Arguing that the future of AR is more a design challenge than technological one, O’Connell played back part of Keiichi Matsuda’s recent Hyper Reality video, a remarkable glimpse of the over-mediated hell of unchecked AR. Citing the visually noisy early days of the web before established UX practices emerged and the so-called dark-patterns of current mobile web design, he stressed the need for a “calm tech” approach to AR, where users can post a virtual “do not disturb” sign and only have AR appear when they need it. Equally important are questions around regulation and ownership in the virtual world, the kinds of “permission settings” required to avoid excessive “emotional coercion” by those who would manipulatively wield control of these new tools and objects.
In the recent history of technological innovation, engineers often failed to consider the future moral and ethical impact of their inventions; for example, did the founders of the free and open Internet in the sixties consider how it might allow for the massive economic displacements and disruptions seen in that decade? O’Connell’s voice was a refreshing one; his recognition that Meta is “not just selling headsets” and needs to “own the future” stood out as a sensible warning of the double-edged sword that always accompanies technical progress. O’Connell has written a free eBook called Designing for Mixed Reality, available here.
Another speaker who spoke out against unrestrained technological and business domination by any means was Pando Daily’s editor-in-chief Sarah Lacy. In a series of slides, she walked the audience through a presentation called “Silicon Valley’s Morality Collapse,” describing some of the high-profile sexual assault and discrimination cases that have rocked the tech sector in recent months.
Singling out the corporate culture at Uber, where bragging about law-breaking and continually needing to prove how “baller” one is have sent the ride-sharing company into severe damage-control mode, Lacy made the point that “maximizing for the biggest valuation” and “toxic masculinity” often go hand in hand. Had the 2008 economic crash affected the Valley as it did the rest of the country, such excesses “would have been driven out of the system,” she argued. After talking about the “slow disenfranchisement of white men in America” and showing a slide that compared the bro-like tendencies of “Travis and Trump,” her case was crystal clear.

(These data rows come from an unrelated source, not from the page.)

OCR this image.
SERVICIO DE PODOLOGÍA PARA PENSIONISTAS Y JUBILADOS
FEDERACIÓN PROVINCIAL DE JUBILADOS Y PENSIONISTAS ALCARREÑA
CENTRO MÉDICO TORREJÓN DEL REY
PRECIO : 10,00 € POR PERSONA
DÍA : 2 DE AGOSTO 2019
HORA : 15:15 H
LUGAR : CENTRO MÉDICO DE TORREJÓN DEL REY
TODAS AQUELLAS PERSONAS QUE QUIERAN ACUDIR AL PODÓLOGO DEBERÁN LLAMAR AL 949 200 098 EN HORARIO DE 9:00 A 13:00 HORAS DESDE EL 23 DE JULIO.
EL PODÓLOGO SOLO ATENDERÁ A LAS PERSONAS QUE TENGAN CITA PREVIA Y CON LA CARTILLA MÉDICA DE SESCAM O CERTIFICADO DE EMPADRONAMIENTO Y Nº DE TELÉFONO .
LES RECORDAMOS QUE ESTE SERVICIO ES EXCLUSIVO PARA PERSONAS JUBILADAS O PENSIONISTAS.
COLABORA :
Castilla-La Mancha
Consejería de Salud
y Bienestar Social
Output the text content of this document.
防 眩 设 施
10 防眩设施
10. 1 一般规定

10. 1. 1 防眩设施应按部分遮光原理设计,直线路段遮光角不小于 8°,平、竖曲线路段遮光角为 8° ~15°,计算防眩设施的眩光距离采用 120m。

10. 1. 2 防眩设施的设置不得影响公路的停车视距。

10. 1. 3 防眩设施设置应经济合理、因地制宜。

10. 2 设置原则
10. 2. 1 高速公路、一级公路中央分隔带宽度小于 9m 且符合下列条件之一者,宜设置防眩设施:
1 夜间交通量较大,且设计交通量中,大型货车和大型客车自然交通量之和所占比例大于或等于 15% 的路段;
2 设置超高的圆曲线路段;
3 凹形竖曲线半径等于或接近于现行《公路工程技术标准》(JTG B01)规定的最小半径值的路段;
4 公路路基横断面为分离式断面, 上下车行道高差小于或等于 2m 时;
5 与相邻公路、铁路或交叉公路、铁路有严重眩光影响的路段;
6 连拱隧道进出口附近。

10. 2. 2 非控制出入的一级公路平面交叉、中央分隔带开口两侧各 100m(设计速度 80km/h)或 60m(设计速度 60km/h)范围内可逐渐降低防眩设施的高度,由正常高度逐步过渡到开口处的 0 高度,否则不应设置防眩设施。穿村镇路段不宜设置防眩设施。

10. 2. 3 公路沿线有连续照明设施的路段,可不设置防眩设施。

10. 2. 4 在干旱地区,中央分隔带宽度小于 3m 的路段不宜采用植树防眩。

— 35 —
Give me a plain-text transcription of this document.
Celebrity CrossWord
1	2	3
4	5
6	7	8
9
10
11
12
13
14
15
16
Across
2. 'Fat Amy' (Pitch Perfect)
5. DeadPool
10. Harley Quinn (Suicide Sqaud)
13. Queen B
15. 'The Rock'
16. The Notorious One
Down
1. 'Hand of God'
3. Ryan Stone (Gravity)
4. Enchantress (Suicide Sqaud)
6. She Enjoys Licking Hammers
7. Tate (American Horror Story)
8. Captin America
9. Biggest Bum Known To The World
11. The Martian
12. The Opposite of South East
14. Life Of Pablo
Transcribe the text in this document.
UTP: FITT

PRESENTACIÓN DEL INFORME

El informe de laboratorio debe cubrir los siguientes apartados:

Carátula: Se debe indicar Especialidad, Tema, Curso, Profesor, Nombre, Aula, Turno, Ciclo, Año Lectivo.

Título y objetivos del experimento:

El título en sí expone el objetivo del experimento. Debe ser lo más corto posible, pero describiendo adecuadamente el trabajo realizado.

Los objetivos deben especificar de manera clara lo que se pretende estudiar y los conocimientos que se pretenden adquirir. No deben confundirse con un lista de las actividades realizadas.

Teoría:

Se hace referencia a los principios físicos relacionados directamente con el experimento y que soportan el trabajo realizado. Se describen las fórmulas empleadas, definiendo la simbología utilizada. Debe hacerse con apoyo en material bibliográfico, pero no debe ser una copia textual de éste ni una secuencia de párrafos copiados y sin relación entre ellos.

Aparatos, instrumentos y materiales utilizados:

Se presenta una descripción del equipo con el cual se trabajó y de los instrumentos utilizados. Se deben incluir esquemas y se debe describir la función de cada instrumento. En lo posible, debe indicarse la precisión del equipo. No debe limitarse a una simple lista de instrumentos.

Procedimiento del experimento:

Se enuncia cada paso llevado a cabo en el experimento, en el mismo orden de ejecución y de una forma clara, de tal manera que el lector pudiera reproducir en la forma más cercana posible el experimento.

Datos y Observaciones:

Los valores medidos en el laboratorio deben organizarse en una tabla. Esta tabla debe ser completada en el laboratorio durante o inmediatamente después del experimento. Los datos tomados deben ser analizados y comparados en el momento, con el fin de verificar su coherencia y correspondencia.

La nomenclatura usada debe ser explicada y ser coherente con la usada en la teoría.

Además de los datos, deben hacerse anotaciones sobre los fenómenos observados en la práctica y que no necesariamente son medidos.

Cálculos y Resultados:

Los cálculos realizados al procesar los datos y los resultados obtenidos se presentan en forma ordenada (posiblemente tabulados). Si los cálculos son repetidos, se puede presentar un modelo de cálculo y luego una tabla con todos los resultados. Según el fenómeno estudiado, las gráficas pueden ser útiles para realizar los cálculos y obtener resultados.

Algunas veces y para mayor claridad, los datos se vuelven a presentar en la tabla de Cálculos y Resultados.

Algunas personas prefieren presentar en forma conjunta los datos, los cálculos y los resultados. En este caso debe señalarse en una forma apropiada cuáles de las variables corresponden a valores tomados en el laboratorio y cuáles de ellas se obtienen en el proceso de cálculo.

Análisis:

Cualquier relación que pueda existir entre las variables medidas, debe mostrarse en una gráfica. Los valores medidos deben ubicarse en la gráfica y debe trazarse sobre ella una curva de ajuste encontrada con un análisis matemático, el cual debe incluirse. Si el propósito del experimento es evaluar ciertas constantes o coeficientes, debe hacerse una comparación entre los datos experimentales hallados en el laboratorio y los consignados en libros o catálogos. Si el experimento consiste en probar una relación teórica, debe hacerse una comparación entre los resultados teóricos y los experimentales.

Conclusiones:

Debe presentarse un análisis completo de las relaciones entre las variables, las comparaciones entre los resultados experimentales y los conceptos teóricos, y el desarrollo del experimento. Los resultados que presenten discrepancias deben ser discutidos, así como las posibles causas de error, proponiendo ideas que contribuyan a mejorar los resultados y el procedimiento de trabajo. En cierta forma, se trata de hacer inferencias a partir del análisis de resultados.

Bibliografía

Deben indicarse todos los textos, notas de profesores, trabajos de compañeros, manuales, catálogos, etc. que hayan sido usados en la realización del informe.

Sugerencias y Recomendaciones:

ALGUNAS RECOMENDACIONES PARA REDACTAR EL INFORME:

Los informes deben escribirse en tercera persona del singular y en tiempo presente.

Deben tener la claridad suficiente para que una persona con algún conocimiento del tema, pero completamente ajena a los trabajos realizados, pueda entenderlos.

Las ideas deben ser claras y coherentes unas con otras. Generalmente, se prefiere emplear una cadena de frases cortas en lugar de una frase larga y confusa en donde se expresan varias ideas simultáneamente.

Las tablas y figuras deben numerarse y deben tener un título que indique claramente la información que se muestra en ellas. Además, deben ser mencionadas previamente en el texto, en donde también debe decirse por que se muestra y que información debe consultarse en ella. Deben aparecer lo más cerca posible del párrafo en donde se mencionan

In the final presentation of festival, organizer and visiting lecturer at Harvard Business School Alistair Croll stepped in for the Department of Homeland Security’s Molly Cain, who was unable to make it. Taking as his theme “the future of the future,” Croll suggested that it was time to retire the idea of celebrating disruption as a force for change (as that’s “when people get hurt”), and instead focus on learning to identify “discontinuities,” those sudden changes that blindside establishment thinking again and again. Human history is rife with examples where what’s right around the corner seems to hardest to see, with us temperamentally unable or unwilling to see them. The audience was left pondering a future in which we might be living in converted mall colonies and subsisting on a universal basic income, growing our own vegetables via indoor vertical farming pods and eating cultivated meat grown in vats. After what festival attendees absorbed over the previous three days, this scenario sounded less far-fetched than it might have on day one.
Startupfest is an annual event in Montreal that brings together aspiring founders, groundbreaking innovators and veteran entrepreneurs from around the world.